Gene splicing, a truly revolutionary feat of molecular biologists in recent years, has the potential to make new life forms from different organisms and to synthesize cheaply the scarce substances needed to cure disease.

Among those is the potent antiviral protein interferon, which may at last cure the common cold and may provide effective treatment of cancer.

To understand gene splicing, one has to go back to the 1950’s and 1960’s, to the research done on the structure of genes.

In 1953 James Watson and Francis Crick discovered the molecular structure of DNA, or deoxyribonucleic acid. Some years later they discovered that the genes within the nucleus of a cell contain long, twisting strands of DNA, a sort of double spiral staircase, or “double helix”, and that each strand contains four series of smaller branches.

It is these four subunits, which are randomly repeated, that provide the master plan, the unique code, for a specific protein; and proteins, in a variety of forms, make up the entire human body.

Another nucleic acid, RNA (ribonucleic acid), is the messenger that carries the genetic code. RNA has one strand, with four subunits that arrange themselves to match perfectly those of a DNA strand. The RNA then moves out of the cell, gathers biochemicals, and formulates protein, the third essential ingredient, the stuff of which we are made.

In the seventies biologists learned that certain enzymes, called restriction enzymes, can be used to cut a DNA strand at certain places. Bits of DNA actually can be taken out and replaced in a different order, or new bits introduced, to provide a brand new blueprint for the RNA to follow.

Biologists engaged in such research have been working with the Escherichia coli bacterium, a single celled organism that lives in the human stomach and intestines. They chose this bacterium partly because it contains a thousand times less DNA than a human cell.

If unwound, the DNA in a single human cell would stretch a mile or more.

First, the E. coli is chemically treated to release its DNA. Biologists then isolate a plasmid, a ring of DNA integral to the structure of the bacterium.
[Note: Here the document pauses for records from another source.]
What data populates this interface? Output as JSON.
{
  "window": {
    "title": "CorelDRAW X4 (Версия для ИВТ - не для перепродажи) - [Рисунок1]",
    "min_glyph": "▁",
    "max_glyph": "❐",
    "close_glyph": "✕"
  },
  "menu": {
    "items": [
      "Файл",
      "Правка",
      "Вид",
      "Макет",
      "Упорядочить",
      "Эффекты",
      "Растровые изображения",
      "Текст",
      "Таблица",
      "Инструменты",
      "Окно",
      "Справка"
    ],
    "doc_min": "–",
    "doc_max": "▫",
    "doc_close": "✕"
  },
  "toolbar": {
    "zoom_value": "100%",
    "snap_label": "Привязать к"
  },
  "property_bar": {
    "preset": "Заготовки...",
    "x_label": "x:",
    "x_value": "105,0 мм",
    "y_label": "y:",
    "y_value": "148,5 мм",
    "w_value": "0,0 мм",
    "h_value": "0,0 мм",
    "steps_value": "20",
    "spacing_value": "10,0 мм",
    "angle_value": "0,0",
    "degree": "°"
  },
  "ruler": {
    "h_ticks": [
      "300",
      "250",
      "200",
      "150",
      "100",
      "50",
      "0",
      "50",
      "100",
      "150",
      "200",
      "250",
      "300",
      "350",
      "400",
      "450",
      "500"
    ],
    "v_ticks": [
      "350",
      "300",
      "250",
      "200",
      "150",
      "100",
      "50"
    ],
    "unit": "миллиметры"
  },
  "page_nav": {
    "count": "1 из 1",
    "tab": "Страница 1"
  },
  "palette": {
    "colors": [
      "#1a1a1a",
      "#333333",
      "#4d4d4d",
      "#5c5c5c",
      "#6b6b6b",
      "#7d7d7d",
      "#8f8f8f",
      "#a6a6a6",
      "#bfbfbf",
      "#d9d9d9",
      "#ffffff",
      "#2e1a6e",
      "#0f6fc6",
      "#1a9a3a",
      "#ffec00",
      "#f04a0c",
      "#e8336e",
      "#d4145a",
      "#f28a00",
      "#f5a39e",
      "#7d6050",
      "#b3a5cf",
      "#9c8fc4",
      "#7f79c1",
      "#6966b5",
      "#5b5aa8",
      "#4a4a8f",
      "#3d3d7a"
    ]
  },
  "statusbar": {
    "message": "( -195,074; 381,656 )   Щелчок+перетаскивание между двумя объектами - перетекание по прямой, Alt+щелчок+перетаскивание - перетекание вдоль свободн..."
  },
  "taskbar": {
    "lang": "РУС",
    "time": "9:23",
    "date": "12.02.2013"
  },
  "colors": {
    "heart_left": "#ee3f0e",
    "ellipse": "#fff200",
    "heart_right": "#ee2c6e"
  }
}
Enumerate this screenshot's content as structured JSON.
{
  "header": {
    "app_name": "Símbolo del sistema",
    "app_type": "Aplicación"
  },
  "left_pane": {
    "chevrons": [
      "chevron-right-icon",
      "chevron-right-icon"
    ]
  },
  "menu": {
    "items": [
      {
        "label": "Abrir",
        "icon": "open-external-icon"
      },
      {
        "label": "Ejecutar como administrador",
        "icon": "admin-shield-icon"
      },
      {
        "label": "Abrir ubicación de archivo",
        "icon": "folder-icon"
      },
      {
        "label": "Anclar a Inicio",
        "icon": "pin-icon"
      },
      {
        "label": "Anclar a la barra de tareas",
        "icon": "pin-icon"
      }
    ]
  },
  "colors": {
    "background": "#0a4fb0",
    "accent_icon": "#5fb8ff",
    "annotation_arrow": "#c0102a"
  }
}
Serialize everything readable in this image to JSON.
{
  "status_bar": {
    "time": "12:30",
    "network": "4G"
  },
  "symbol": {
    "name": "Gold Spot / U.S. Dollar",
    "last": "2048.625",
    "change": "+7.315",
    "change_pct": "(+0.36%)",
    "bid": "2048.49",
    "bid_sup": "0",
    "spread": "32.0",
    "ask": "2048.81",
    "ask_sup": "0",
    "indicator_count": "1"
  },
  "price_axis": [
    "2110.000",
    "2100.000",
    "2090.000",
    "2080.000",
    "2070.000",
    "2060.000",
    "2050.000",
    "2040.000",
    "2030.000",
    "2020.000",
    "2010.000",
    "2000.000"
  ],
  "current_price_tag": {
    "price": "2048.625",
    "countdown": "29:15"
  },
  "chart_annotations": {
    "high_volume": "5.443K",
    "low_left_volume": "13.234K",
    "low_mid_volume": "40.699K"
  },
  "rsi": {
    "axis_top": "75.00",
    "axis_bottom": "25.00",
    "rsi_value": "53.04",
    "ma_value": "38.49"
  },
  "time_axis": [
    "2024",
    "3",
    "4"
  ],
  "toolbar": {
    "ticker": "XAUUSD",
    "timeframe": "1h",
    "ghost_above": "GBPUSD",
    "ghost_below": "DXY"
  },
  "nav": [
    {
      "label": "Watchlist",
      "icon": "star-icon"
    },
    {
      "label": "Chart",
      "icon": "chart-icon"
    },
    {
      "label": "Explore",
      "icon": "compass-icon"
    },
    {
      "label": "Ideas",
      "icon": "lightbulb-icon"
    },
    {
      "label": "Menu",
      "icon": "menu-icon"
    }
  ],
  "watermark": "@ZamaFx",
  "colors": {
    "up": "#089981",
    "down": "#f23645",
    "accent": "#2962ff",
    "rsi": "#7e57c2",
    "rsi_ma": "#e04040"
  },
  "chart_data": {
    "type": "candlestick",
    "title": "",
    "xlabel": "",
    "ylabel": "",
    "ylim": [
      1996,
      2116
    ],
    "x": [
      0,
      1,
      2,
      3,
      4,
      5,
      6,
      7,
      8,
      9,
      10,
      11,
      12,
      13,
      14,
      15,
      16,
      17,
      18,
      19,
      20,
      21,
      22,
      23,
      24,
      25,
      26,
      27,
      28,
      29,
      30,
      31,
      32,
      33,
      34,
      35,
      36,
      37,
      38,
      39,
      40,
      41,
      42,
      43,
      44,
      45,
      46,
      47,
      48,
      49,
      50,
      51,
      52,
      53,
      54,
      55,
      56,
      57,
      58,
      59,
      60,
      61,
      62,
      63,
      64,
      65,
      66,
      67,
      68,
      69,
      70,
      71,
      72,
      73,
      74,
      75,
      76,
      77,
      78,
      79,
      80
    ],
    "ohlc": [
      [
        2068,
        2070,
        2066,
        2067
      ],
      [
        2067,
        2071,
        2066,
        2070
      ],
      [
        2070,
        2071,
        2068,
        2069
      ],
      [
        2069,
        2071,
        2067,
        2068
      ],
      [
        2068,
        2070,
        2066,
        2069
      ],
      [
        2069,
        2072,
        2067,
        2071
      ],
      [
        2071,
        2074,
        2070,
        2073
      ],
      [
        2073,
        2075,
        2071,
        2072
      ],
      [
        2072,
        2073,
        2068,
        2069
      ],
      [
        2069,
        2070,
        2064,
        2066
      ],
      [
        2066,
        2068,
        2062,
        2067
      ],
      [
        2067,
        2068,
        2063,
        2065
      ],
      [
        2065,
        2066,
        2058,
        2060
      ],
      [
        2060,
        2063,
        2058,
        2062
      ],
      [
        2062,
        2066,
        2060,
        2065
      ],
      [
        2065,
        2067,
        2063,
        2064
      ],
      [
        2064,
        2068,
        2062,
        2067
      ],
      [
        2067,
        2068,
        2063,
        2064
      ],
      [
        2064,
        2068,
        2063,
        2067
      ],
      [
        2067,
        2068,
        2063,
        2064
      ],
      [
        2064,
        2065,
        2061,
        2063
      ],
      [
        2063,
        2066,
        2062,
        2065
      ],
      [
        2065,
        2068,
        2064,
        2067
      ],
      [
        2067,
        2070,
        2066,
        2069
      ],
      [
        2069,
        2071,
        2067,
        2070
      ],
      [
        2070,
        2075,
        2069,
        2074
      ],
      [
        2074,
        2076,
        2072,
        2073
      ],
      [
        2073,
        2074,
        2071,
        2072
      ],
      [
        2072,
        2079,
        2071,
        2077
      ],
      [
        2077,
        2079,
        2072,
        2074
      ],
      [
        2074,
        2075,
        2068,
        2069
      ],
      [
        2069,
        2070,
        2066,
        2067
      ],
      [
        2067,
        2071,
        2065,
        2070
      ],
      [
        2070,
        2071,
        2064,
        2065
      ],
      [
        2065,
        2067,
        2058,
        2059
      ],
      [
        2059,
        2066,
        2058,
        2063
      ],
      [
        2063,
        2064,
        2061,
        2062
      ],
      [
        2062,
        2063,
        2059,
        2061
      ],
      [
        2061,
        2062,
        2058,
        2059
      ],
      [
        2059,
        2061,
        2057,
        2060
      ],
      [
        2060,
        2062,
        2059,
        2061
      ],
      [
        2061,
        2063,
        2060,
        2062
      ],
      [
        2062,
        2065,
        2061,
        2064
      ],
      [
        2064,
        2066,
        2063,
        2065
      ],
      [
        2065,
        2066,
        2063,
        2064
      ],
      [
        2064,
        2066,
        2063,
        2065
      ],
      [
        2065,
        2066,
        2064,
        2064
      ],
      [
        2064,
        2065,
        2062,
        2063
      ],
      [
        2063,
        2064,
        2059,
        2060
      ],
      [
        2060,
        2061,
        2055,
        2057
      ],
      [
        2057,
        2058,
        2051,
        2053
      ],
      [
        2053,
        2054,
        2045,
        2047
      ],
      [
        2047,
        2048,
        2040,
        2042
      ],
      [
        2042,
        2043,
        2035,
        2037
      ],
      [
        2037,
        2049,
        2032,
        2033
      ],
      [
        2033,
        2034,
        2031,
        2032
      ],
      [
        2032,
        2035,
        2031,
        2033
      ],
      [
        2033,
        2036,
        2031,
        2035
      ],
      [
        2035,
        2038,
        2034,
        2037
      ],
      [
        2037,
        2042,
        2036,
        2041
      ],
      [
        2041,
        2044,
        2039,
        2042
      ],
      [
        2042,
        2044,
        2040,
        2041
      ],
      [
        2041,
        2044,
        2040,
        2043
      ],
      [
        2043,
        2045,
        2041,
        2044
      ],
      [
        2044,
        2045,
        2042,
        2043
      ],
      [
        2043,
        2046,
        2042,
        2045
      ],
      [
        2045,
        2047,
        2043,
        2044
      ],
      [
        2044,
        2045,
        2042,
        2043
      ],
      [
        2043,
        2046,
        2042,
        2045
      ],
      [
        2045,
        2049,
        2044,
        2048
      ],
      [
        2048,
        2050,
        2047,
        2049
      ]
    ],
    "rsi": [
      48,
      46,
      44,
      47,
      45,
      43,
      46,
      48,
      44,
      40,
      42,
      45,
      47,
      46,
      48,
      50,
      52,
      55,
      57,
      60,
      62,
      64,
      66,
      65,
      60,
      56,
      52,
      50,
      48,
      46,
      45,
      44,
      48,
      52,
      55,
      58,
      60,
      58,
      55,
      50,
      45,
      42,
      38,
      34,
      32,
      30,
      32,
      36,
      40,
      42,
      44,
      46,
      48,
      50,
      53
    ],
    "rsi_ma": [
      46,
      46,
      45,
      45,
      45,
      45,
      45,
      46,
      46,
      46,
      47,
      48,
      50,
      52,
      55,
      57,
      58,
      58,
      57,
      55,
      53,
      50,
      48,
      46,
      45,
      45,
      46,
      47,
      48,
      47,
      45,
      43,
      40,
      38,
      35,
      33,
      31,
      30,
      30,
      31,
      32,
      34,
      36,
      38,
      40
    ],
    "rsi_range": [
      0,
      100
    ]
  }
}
A restriction enzyme cuts the plasmid, and the enzyme actually leaves the cut ends of the plasmid slightly sticky.

When a new DNA gene, which has also been treated by the restriction enzyme, leaving it somewhat sticky, is introduced, it latches on to the plasmid. The new molecule is then returned to the E . coli bacterium, whose membrane has been softened with a chemical to allow the plasmid to reenter. No matter how foreign the introduced protein may be, the bacterium adapts and multiplies according to its new code.

A hormone called somatostatin was the first protein to be synthesized in E. coli by recombinant DNA. Later came insulin, then a growth hormone from the pituitary gland, and most recently interferon. The tricky part in many instances is locating the gene in the first place. Sometimes biologists find the RNA first and use it to form DNA.

If the RNA is abundant and easy to collect, as with insulin, the process is facilitated; if it is scarce, as in the case of interferon RNA in the white blood cell, the arduous search is for one molecule among thousands.